Of course, there's a question of where you'll get a reasonably priced chip with a "bazillion" of integrated DACs and/or PLLs or FLLs that would work for your application.
I believe that either a small FPGA running at 100MHz and updating the binary outputs at that rate (10ns p-p jitter, much better long-term resolution), or a Parallax Propeller II would work.
The latter has a dedicated 8-bit DAC on every GPIO pin, and can update those DACs as fast as the cores can generate the values (update rates > 100MHz per DAC). It takes one instruction cycle to load 4 samples into a DAC.

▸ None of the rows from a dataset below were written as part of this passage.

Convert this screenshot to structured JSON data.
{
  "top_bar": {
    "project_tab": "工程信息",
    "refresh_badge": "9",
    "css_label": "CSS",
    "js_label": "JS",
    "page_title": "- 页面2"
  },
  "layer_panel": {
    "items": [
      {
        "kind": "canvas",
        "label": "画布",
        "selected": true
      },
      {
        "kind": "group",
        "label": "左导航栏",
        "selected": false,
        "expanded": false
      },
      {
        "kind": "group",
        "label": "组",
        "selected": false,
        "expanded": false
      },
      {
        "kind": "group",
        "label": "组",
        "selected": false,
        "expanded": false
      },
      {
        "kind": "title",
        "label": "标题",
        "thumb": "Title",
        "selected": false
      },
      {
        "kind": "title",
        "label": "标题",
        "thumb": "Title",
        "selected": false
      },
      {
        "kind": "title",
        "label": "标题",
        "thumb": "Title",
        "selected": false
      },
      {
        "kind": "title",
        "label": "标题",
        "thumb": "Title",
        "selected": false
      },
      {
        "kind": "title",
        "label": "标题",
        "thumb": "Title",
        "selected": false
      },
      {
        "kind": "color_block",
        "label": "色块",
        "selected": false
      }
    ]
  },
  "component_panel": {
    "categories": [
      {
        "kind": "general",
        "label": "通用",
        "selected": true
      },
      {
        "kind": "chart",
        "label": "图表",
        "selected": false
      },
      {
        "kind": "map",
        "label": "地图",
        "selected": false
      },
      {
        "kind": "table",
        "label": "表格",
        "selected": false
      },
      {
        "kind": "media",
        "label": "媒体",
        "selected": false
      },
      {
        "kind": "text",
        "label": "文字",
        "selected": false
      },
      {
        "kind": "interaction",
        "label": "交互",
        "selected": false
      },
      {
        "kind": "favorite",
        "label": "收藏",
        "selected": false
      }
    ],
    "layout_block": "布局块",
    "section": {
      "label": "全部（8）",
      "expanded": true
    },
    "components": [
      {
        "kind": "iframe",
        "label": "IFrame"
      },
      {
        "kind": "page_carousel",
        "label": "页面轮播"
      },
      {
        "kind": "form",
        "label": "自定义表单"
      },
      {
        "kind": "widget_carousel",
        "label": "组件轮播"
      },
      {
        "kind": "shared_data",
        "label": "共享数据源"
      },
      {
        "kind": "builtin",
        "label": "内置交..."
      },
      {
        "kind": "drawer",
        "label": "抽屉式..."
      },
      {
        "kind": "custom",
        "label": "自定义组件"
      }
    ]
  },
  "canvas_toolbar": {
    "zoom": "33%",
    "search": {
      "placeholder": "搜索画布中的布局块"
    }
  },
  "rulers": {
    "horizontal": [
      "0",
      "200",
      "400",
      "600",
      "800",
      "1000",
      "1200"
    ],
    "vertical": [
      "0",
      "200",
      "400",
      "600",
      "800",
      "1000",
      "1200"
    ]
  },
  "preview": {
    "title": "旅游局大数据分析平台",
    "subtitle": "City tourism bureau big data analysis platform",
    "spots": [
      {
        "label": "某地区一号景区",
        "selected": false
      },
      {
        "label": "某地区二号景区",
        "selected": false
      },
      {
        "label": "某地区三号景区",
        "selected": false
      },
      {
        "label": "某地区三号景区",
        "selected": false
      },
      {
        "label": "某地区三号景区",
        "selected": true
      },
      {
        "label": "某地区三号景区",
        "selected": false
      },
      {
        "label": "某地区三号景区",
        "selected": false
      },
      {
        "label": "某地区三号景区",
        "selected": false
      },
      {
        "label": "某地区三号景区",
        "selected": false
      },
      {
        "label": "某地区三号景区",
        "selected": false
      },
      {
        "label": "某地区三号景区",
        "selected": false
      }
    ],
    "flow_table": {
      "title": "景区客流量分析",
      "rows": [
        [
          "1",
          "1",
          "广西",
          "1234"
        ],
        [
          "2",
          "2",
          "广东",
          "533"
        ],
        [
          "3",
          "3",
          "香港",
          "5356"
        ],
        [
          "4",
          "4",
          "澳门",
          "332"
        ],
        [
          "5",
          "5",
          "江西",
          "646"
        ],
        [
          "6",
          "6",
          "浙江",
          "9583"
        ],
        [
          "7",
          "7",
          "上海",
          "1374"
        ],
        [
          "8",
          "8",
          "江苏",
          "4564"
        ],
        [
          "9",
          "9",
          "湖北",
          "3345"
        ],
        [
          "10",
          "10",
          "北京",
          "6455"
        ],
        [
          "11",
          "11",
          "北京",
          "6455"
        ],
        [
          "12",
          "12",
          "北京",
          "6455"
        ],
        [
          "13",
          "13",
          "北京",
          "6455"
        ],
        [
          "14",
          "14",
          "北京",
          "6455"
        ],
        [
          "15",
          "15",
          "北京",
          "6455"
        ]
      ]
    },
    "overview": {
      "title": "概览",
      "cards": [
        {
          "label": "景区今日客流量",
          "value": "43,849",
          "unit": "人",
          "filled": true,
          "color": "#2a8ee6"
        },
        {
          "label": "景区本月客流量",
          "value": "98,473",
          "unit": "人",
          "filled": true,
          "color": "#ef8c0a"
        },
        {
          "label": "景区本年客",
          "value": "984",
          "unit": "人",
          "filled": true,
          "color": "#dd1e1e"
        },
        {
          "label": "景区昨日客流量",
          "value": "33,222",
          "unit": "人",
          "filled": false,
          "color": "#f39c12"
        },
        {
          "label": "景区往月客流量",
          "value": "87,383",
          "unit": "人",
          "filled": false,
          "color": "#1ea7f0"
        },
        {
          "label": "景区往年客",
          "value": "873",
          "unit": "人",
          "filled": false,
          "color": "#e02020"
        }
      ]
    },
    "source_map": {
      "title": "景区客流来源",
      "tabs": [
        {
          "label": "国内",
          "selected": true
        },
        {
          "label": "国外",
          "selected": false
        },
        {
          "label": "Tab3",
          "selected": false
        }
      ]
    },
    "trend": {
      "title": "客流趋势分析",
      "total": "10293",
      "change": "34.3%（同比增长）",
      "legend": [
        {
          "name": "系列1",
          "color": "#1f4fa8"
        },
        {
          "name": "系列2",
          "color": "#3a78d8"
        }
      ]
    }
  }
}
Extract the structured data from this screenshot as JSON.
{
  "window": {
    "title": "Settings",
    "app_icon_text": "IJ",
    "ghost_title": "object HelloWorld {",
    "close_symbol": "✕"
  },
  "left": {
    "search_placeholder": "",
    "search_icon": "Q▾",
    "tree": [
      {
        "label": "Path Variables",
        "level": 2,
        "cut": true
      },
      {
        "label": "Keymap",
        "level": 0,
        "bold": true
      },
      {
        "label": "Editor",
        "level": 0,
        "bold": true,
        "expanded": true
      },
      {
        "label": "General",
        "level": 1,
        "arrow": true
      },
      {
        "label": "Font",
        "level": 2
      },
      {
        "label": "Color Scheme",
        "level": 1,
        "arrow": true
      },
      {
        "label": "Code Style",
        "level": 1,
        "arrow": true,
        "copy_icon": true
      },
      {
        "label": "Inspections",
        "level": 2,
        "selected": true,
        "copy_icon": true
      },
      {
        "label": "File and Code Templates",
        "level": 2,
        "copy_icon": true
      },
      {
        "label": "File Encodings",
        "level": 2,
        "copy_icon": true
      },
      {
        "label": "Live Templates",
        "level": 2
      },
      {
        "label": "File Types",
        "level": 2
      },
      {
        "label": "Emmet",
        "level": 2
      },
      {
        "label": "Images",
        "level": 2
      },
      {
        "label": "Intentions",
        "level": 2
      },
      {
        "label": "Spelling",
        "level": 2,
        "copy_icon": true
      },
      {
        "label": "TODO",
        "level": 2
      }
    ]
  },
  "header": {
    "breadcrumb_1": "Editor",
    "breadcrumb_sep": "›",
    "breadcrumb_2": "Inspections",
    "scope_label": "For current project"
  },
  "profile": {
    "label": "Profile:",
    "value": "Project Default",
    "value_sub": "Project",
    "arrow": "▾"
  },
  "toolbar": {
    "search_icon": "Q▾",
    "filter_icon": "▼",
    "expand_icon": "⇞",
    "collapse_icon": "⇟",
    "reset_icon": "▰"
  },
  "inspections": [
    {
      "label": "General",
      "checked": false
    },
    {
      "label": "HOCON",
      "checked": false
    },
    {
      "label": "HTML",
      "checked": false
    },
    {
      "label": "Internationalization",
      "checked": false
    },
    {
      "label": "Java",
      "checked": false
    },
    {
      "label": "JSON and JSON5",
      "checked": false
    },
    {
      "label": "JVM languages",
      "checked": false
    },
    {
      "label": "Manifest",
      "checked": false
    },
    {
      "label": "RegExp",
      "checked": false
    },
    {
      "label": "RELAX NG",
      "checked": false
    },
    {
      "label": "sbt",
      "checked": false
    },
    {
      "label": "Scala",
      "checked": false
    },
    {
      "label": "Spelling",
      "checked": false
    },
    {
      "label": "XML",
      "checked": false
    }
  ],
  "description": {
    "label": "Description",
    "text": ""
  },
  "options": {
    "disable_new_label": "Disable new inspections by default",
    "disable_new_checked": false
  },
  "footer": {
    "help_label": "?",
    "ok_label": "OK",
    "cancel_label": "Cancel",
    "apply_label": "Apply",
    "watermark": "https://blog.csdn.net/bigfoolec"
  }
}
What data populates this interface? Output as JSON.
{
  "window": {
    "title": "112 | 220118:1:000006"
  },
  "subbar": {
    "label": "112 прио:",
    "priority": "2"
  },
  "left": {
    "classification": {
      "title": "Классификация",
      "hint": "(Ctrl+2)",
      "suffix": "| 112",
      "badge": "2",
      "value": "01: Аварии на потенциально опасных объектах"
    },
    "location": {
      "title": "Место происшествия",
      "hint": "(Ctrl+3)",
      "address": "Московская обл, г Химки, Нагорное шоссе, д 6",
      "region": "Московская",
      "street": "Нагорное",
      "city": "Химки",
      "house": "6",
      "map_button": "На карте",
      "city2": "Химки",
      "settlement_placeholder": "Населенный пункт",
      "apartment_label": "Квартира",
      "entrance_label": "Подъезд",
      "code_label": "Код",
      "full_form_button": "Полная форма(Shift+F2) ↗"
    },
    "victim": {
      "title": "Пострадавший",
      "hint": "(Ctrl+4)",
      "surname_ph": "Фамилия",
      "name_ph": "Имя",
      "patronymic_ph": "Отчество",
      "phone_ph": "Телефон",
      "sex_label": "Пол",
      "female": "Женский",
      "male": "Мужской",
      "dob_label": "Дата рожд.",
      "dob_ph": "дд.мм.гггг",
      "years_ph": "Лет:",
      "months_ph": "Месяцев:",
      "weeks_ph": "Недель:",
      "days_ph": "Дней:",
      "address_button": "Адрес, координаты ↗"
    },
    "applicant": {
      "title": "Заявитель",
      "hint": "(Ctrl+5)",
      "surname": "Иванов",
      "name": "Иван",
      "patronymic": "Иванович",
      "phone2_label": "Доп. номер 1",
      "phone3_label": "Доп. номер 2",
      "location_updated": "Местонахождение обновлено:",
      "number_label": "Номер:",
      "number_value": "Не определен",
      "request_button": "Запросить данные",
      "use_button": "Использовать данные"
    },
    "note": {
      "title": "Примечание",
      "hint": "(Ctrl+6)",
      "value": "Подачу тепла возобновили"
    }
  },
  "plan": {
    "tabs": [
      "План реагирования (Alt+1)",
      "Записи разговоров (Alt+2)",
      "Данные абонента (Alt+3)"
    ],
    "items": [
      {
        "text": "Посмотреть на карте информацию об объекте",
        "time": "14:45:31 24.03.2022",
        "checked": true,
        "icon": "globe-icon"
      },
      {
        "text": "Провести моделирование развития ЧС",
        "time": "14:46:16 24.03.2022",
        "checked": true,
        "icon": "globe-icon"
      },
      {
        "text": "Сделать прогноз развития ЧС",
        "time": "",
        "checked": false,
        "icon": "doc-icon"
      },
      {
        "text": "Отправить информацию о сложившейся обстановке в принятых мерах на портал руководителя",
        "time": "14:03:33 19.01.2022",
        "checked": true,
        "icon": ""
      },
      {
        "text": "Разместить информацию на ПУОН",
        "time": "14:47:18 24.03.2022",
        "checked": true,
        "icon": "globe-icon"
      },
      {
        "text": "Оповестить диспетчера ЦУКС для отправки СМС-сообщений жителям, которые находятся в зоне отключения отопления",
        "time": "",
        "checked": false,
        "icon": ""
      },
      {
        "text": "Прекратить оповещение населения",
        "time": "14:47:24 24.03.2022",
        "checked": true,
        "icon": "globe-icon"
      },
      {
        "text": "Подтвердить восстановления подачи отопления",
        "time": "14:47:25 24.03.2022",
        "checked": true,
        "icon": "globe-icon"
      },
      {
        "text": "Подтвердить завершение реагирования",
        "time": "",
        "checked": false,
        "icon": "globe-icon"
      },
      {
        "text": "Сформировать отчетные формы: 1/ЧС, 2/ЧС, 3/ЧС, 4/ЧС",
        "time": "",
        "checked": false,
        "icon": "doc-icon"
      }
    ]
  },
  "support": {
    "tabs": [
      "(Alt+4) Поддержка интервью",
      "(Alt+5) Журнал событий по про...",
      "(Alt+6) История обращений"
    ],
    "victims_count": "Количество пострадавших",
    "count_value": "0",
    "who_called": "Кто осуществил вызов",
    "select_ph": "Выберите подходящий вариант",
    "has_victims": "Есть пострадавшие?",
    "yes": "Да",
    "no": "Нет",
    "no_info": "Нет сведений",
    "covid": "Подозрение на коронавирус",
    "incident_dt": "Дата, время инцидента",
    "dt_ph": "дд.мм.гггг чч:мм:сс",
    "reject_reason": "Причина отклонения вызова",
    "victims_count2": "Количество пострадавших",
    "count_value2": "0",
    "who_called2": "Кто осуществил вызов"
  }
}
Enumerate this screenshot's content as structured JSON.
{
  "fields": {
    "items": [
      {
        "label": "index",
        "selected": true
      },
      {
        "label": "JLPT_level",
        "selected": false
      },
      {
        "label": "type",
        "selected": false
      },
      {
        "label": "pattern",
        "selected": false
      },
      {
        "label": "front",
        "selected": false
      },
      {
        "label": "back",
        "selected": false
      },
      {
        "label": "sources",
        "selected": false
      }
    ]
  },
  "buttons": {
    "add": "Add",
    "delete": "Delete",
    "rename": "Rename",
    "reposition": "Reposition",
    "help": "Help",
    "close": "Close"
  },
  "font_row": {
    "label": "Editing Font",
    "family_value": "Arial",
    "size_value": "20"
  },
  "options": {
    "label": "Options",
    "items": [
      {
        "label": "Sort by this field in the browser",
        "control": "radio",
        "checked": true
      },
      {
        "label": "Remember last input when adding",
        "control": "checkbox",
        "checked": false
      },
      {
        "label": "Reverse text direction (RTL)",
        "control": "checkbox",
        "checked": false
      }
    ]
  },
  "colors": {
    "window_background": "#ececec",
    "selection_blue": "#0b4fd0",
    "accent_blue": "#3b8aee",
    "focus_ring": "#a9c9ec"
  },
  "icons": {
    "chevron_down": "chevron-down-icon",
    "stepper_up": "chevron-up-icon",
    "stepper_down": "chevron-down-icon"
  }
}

In essence, Prop II could generate those pulse waveforms exactly to the bandwidth you need, with timing resolution likely much better than 1ns for each transition. That is generally considered a hard thing to do without fast DACs. The chip costs on the order of $20, and is dead easy to develop for - in fact, you could implement the whole thing just from the FORTH interpreter available in the boot ROM, without any PC-based dev environment if you really wanted an 80s-like workflow using a serial terminal :)
If you asked me to implement it, there'd be a table of pre-computed transition "snippets", say 8 samples long, with 100ps spacing. Assuming 100MHz DAC update rate, that's 800 samples, or about 256 32-bit HUB words to generate transitions with 100ps timing resolution.
Another approach - quite likely entirely sufficient for your needs - would be to use the high-resolution PWM frequency generators, also one per GPIO pin.
The chip has 64 GPIO pins.
Prop-II has enough "oomph" on board to serve as the transmit chain of a 100BASE-T PHY using nothing but onboard DACs, and with external ADC it can implement several full 100BASE-T PHYs in software. If you can afford the development costs for a high-volume low-cost product, it's quite a versatile part.